Mais un élève de 11 ans n'est pas censé comprendre qu'avant le pouvoir du souverain et les oeuvres d'art, il y a toujours le travail du « petit » peuple et les richesses qu'il dégage.
Pas de paysans au programme
Chose curieuse : alors que dans l'histoire des hommes, le travail de
la terre est, jusqu'à une époque récente, la source principale -quand
ce n'est pas quasi-unique- de l'accumulation des richesses, les paysans
sont totalement ignorés des programmes scolaires. Jugés peu dignes,
sans doute, de compter au nombre des « acteurs de l'Histoire », titre
que les auteurs des programmes réservent sans l'ombre d'une hésitation
aux « grands personnages », comprenez les chefs politiques et
militaires.
Durant toute leur scolarité en collège, les élèves n'auront droit qu'à une fugitive apparition du monde rural, en classe de 5e, dans le cadre de la seigneurie féodale.
Simple négligence ou choix idéologique ? On penchera plus volontiers pour la seconde hypothèse si l'on veut bien considérer que les travailleurs manuels sont totalement absents des programmes, comme si l'on voulait les faire disparaître de la mémoire collective. Les « ouvriers et ouvrières de la Belle Époque » sont rapidement mentionnés en classe de 4e, parce qu'il est effectivement difficile de faire autrement, mais c'est tout.

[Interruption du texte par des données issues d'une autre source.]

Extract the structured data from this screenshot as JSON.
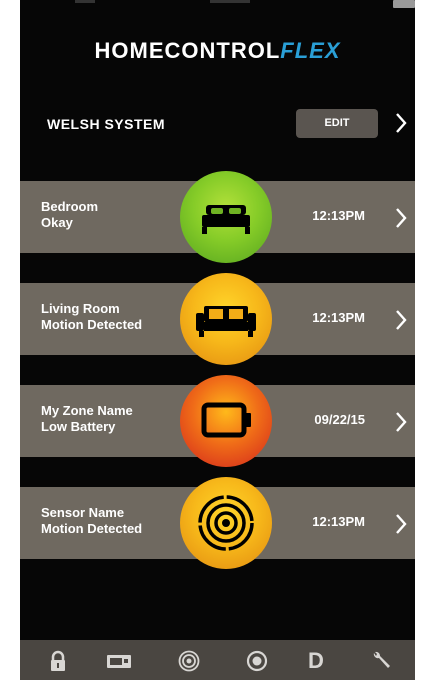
{
  "app": {
    "title_main": "HOMECONTROL",
    "title_accent": "FLEX"
  },
  "system": {
    "name": "WELSH SYSTEM",
    "edit_label": "EDIT"
  },
  "zones": [
    {
      "name": "Bedroom",
      "status": "Okay",
      "time": "12:13PM",
      "icon": "bed-icon",
      "color": "#86cc28"
    },
    {
      "name": "Living Room",
      "status": "Motion Detected",
      "time": "12:13PM",
      "icon": "sofa-icon",
      "color": "#f7b81a"
    },
    {
      "name": "My Zone Name",
      "status": "Low Battery",
      "time": "09/22/15",
      "icon": "battery-icon",
      "color": "#e5501a"
    },
    {
      "name": "Sensor Name",
      "status": "Motion Detected",
      "time": "12:13PM",
      "icon": "target-icon",
      "color": "#f7b81a"
    }
  ],
  "tabs": [
    {
      "icon": "lock-icon"
    },
    {
      "icon": "camera-icon"
    },
    {
      "icon": "sensor-icon"
    },
    {
      "icon": "clock-icon"
    },
    {
      "icon": "d-logo-icon",
      "label": "D"
    },
    {
      "icon": "wrench-icon"
    }
  ]
}
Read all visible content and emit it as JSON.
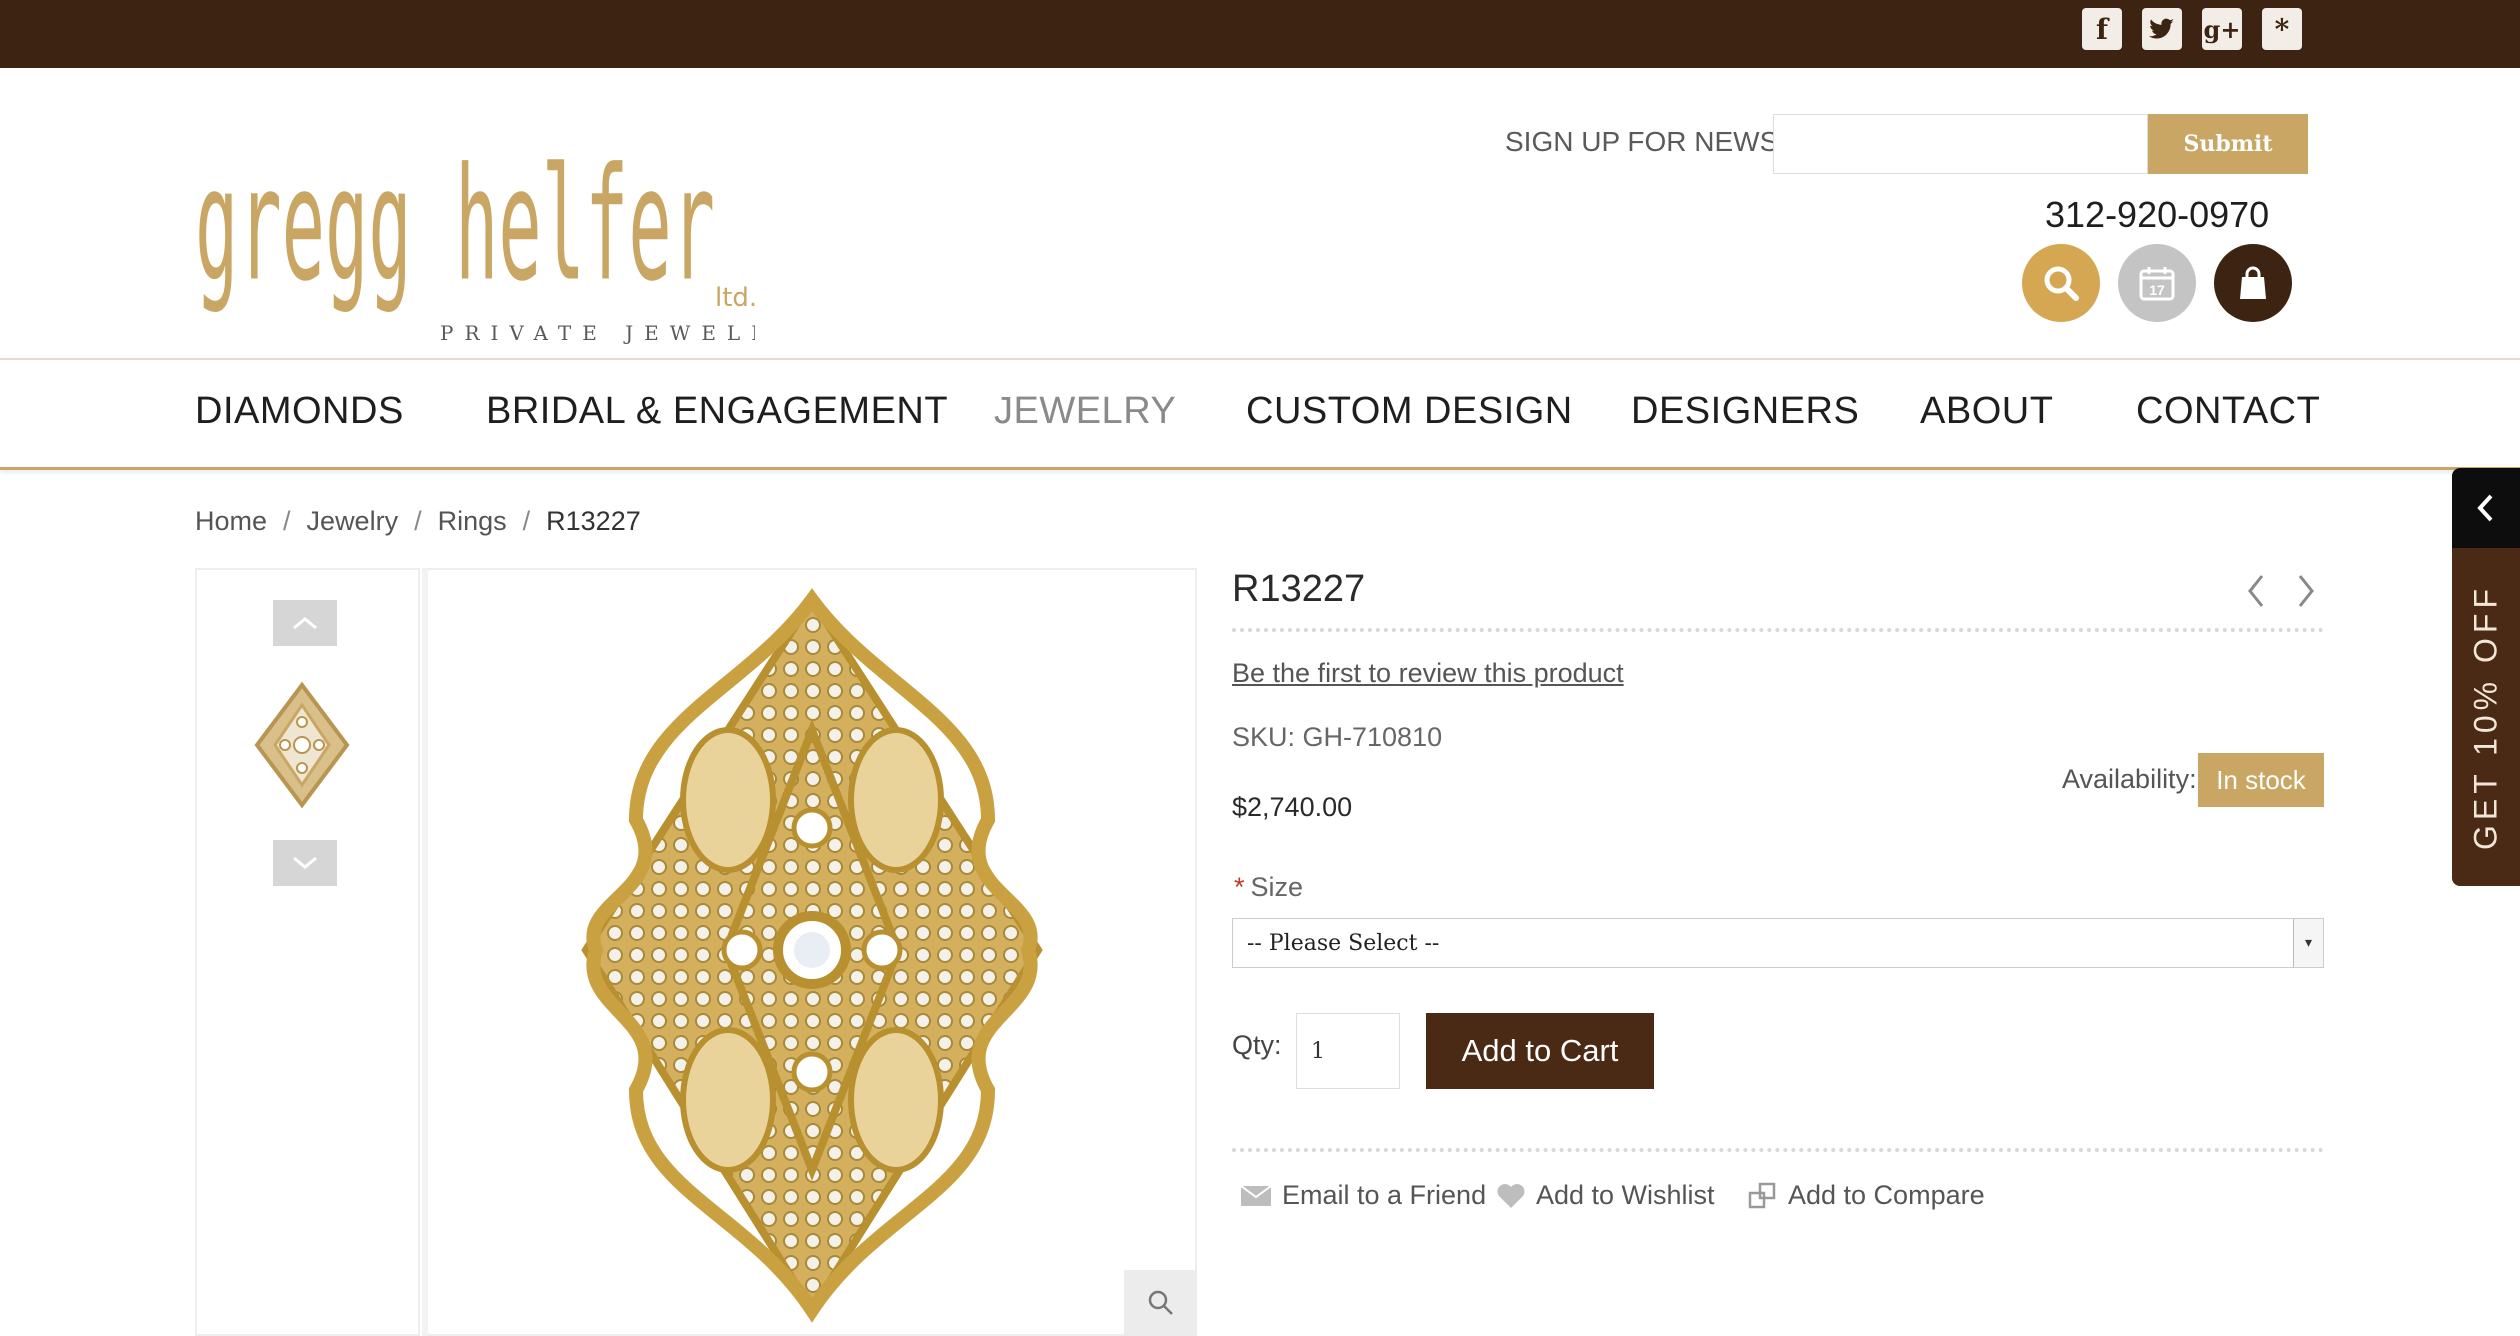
{
  "social": {
    "icons": [
      "facebook-icon",
      "twitter-icon",
      "google-plus-icon",
      "yelp-icon"
    ],
    "glyphs": [
      "f",
      "t",
      "g+",
      "*"
    ]
  },
  "brand": {
    "name": "gregg helfer",
    "suffix": "ltd.",
    "tagline": "PRIVATE JEWELER",
    "color": "#c9a663"
  },
  "newsletter": {
    "label": "SIGN UP FOR NEWS :",
    "placeholder": "",
    "submit_label": "Submit"
  },
  "phone": "312-920-0970",
  "header_buttons": [
    {
      "name": "search-icon",
      "color": "#d6a752"
    },
    {
      "name": "calendar-icon",
      "color": "#c4c4c4",
      "label": "17"
    },
    {
      "name": "shopping-bag-icon",
      "color": "#3d2412"
    }
  ],
  "nav": {
    "items": [
      {
        "label": "DIAMONDS"
      },
      {
        "label": "BRIDAL & ENGAGEMENT"
      },
      {
        "label": "JEWELRY",
        "active": true
      },
      {
        "label": "CUSTOM DESIGN"
      },
      {
        "label": "DESIGNERS"
      },
      {
        "label": "ABOUT"
      },
      {
        "label": "CONTACT"
      }
    ]
  },
  "breadcrumb": {
    "items": [
      "Home",
      "Jewelry",
      "Rings",
      "R13227"
    ],
    "separator": "/"
  },
  "product": {
    "title": "R13227",
    "review_link": "Be the first to review this product",
    "sku": "SKU: GH-710810",
    "availability_label": "Availability:",
    "availability_value": "In stock",
    "price": "$2,740.00",
    "size_label": "Size",
    "size_required": "*",
    "size_selected": "-- Please Select --",
    "qty_label": "Qty:",
    "qty_value": "1",
    "add_to_cart": "Add to Cart",
    "actions": [
      {
        "label": "Email to a Friend",
        "icon": "envelope-icon"
      },
      {
        "label": "Add to Wishlist",
        "icon": "heart-icon"
      },
      {
        "label": "Add to Compare",
        "icon": "compare-icon"
      }
    ]
  },
  "promo_tab": {
    "label": "GET 10% OFF"
  },
  "colors": {
    "dark_brown": "#3d2412",
    "button_brown": "#4a2a14",
    "gold": "#c9a663",
    "gold_icon": "#d6a752"
  }
}
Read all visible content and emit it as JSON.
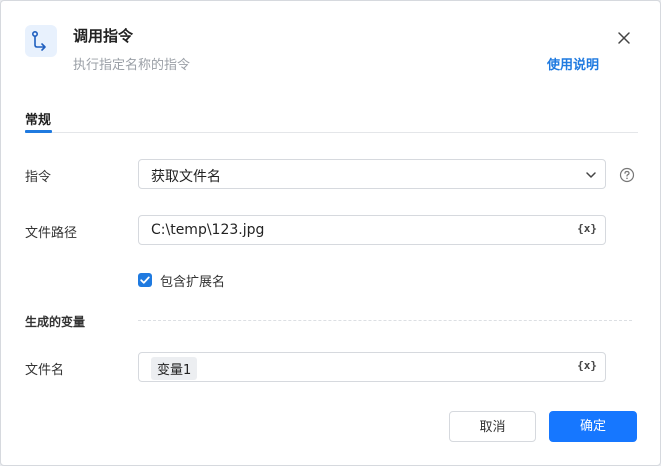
{
  "header": {
    "icon": "branch-command-icon",
    "title": "调用指令",
    "subtitle": "执行指定名称的指令",
    "help_link": "使用说明",
    "close_icon": "close-icon"
  },
  "tabs": [
    {
      "label": "常规",
      "active": true
    }
  ],
  "form": {
    "command": {
      "label": "指令",
      "value": "获取文件名",
      "icon": "chevron-down-icon",
      "help_icon": "question-circle-icon"
    },
    "file_path": {
      "label": "文件路径",
      "value": "C:\\temp\\123.jpg",
      "var_button": "{x}"
    },
    "include_extension": {
      "label": "包含扩展名",
      "checked": true
    }
  },
  "output": {
    "section_title": "生成的变量",
    "file_name": {
      "label": "文件名",
      "value": "变量1",
      "var_button": "{x}"
    }
  },
  "footer": {
    "cancel_label": "取消",
    "ok_label": "确定"
  },
  "colors": {
    "accent": "#1677ff",
    "link": "#1f7ae0"
  }
}
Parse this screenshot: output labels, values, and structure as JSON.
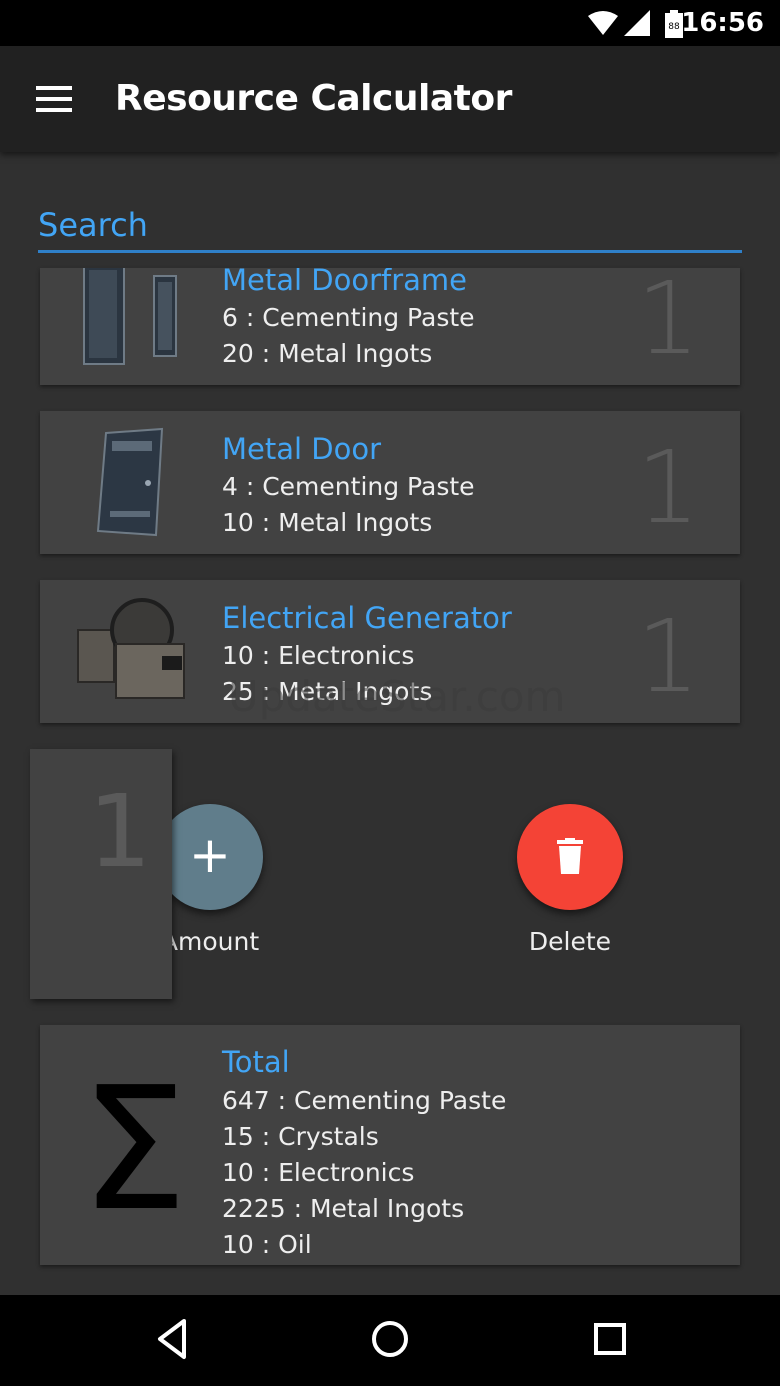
{
  "status_bar": {
    "battery_level": "88",
    "time": "16:56"
  },
  "toolbar": {
    "menu_icon": "hamburger-menu-icon",
    "title": "Resource Calculator"
  },
  "search": {
    "placeholder": "Search"
  },
  "items": [
    {
      "name": "Metal Doorframe",
      "lines": [
        "6 : Cementing Paste",
        "20 : Metal Ingots"
      ],
      "qty": "1",
      "thumb_icon": "metal-doorframe-icon"
    },
    {
      "name": "Metal Door",
      "lines": [
        "4 : Cementing Paste",
        "10 : Metal Ingots"
      ],
      "qty": "1",
      "thumb_icon": "metal-door-icon"
    },
    {
      "name": "Electrical Generator",
      "lines": [
        "10 : Electronics",
        "25 : Metal Ingots"
      ],
      "qty": "1",
      "thumb_icon": "electrical-generator-icon"
    }
  ],
  "editor": {
    "qty": "1",
    "add_label": "Amount",
    "add_icon": "plus-icon",
    "delete_label": "Delete",
    "delete_icon": "trash-icon",
    "add_color": "#607d8b",
    "delete_color": "#f44336"
  },
  "watermark": "UpdateStar.com",
  "total": {
    "title": "Total",
    "icon": "sigma-icon",
    "lines": [
      "647 : Cementing Paste",
      "15 : Crystals",
      "10 : Electronics",
      "2225 : Metal Ingots",
      "10 : Oil"
    ]
  },
  "nav": {
    "back_icon": "back-icon",
    "home_icon": "home-icon",
    "recents_icon": "recents-icon"
  },
  "colors": {
    "accent": "#42a5f5",
    "background": "#303030",
    "card": "#424242",
    "toolbar": "#212121"
  }
}
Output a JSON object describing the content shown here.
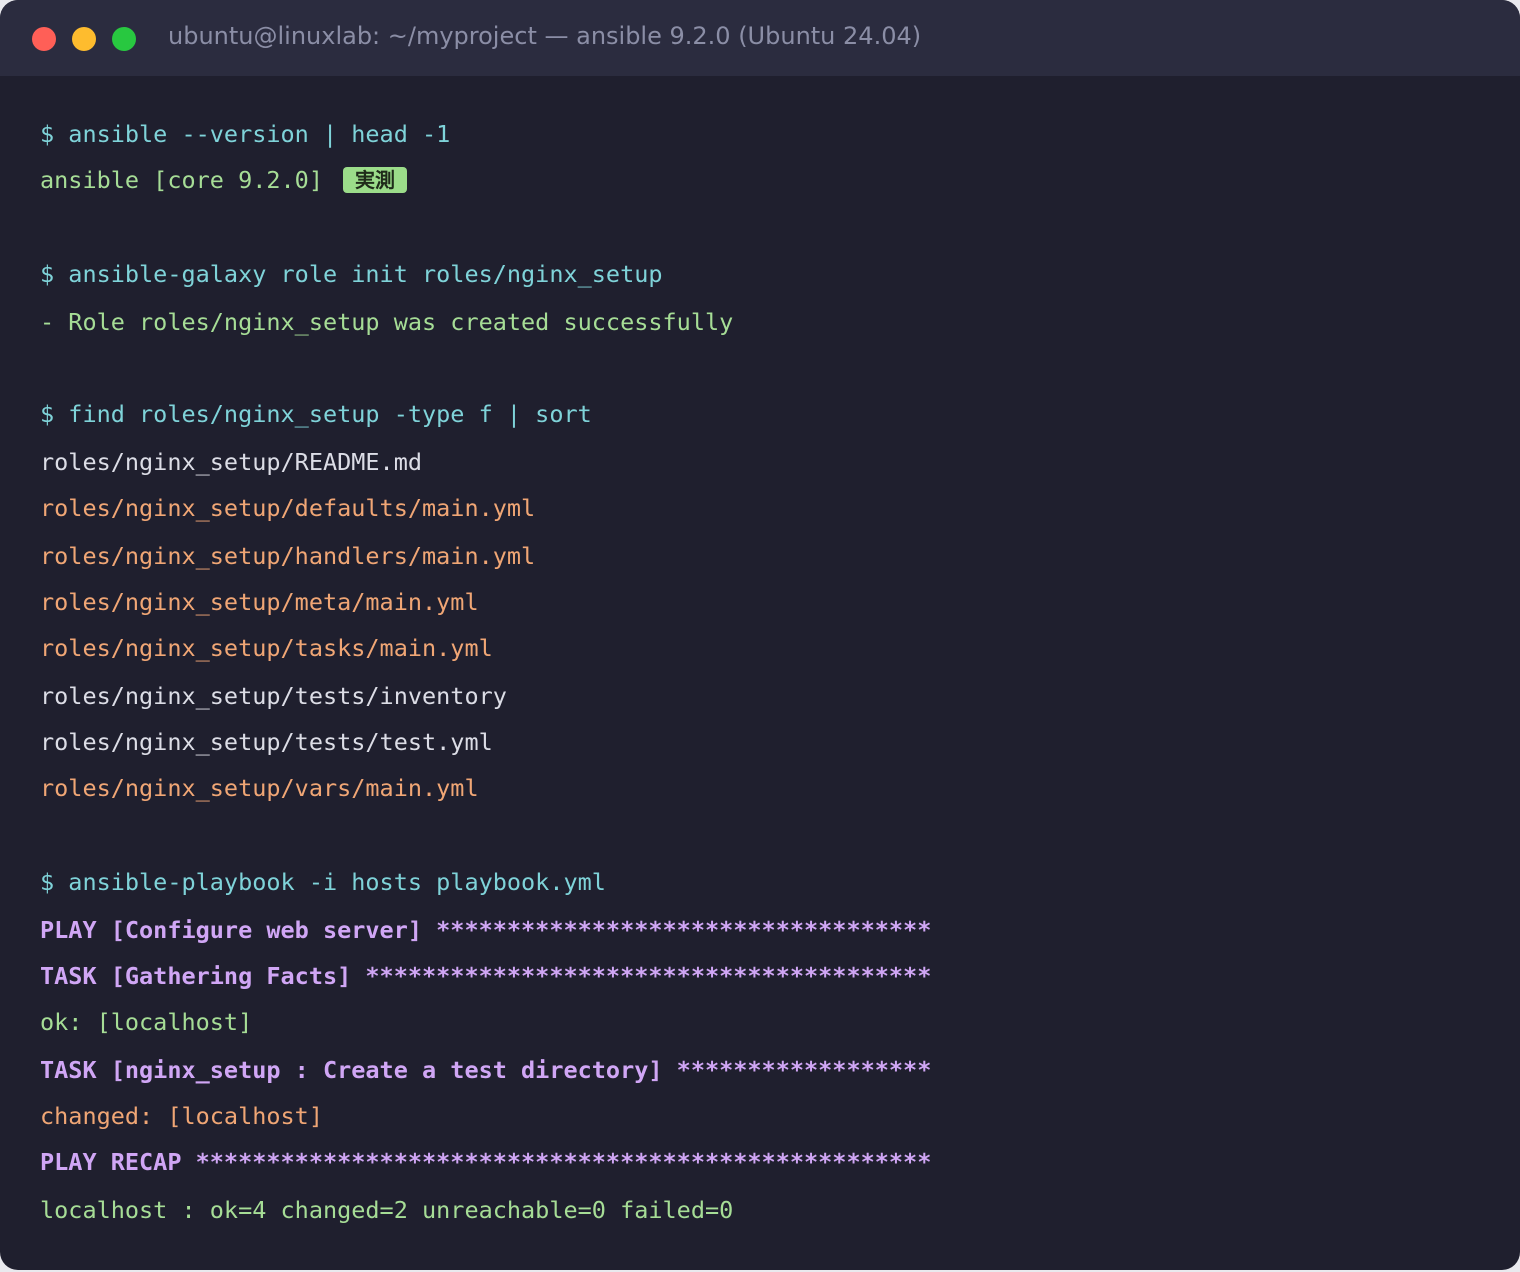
{
  "window": {
    "title": "ubuntu@linuxlab: ~/myproject — ansible 9.2.0 (Ubuntu 24.04)"
  },
  "terminal": {
    "lines": [
      {
        "text": "$ ansible --version | head -1",
        "kind": "command"
      },
      {
        "text": "ansible [core 9.2.0]",
        "kind": "output-green",
        "badge": "実測"
      },
      {
        "text": "$ ansible-galaxy role init roles/nginx_setup",
        "kind": "command"
      },
      {
        "text": "- Role roles/nginx_setup was created successfully",
        "kind": "output-green"
      },
      {
        "text": "$ find roles/nginx_setup -type f | sort",
        "kind": "command"
      },
      {
        "text": "roles/nginx_setup/README.md",
        "kind": "output-white"
      },
      {
        "text": "roles/nginx_setup/defaults/main.yml",
        "kind": "output-orange"
      },
      {
        "text": "roles/nginx_setup/handlers/main.yml",
        "kind": "output-orange"
      },
      {
        "text": "roles/nginx_setup/meta/main.yml",
        "kind": "output-orange"
      },
      {
        "text": "roles/nginx_setup/tasks/main.yml",
        "kind": "output-orange"
      },
      {
        "text": "roles/nginx_setup/tests/inventory",
        "kind": "output-white"
      },
      {
        "text": "roles/nginx_setup/tests/test.yml",
        "kind": "output-white"
      },
      {
        "text": "roles/nginx_setup/vars/main.yml",
        "kind": "output-orange"
      },
      {
        "text": "$ ansible-playbook -i hosts playbook.yml",
        "kind": "command"
      },
      {
        "text": "PLAY [Configure web server] ***********************************",
        "kind": "output-purple"
      },
      {
        "text": "TASK [Gathering Facts] ****************************************",
        "kind": "output-purple"
      },
      {
        "text": "ok: [localhost]",
        "kind": "output-green"
      },
      {
        "text": "TASK [nginx_setup : Create a test directory] ******************",
        "kind": "output-purple"
      },
      {
        "text": "changed: [localhost]",
        "kind": "output-orange"
      },
      {
        "text": "PLAY RECAP ****************************************************",
        "kind": "output-purple"
      },
      {
        "text": "localhost : ok=4 changed=2 unreachable=0 failed=0",
        "kind": "output-green"
      }
    ]
  },
  "colors": {
    "background": "#1f1f2e",
    "titlebar": "#2b2c3f",
    "command": "#7fd3d9",
    "output_green": "#a6dd96",
    "output_white": "#dcdde6",
    "output_orange": "#f0a675",
    "output_purple": "#d0a6f5",
    "badge": "#9bdc8a"
  }
}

Si les travailleurs se font discrets au point d'en être invisibles, il n'en va pas de même pour l'entreprise qui fait une entrée remarquée dans les programmes : parmi les capacités demandées aux élèves de 3e -âgés de 14 ans-, il est demandé de « décrire et expliquer l'évolution des formes de production, de la dimension familiale à la firme multinationale ».
Les élèves de 5e, quant à eux, doivent se glisser dans la peau d'une « famille de banquiers ou de marchands ». On peut se demander si la volonté de gommer toute dimension sociologique des programmes de SES, en lycée, n'est pas déjà à l'oeuvre avec les programmes d'histoire de collège et si, comme on a pu l'écrire, « le chômage disparaît du programme de SES », l'histoire des travailleurs ne connaît pas le même sort.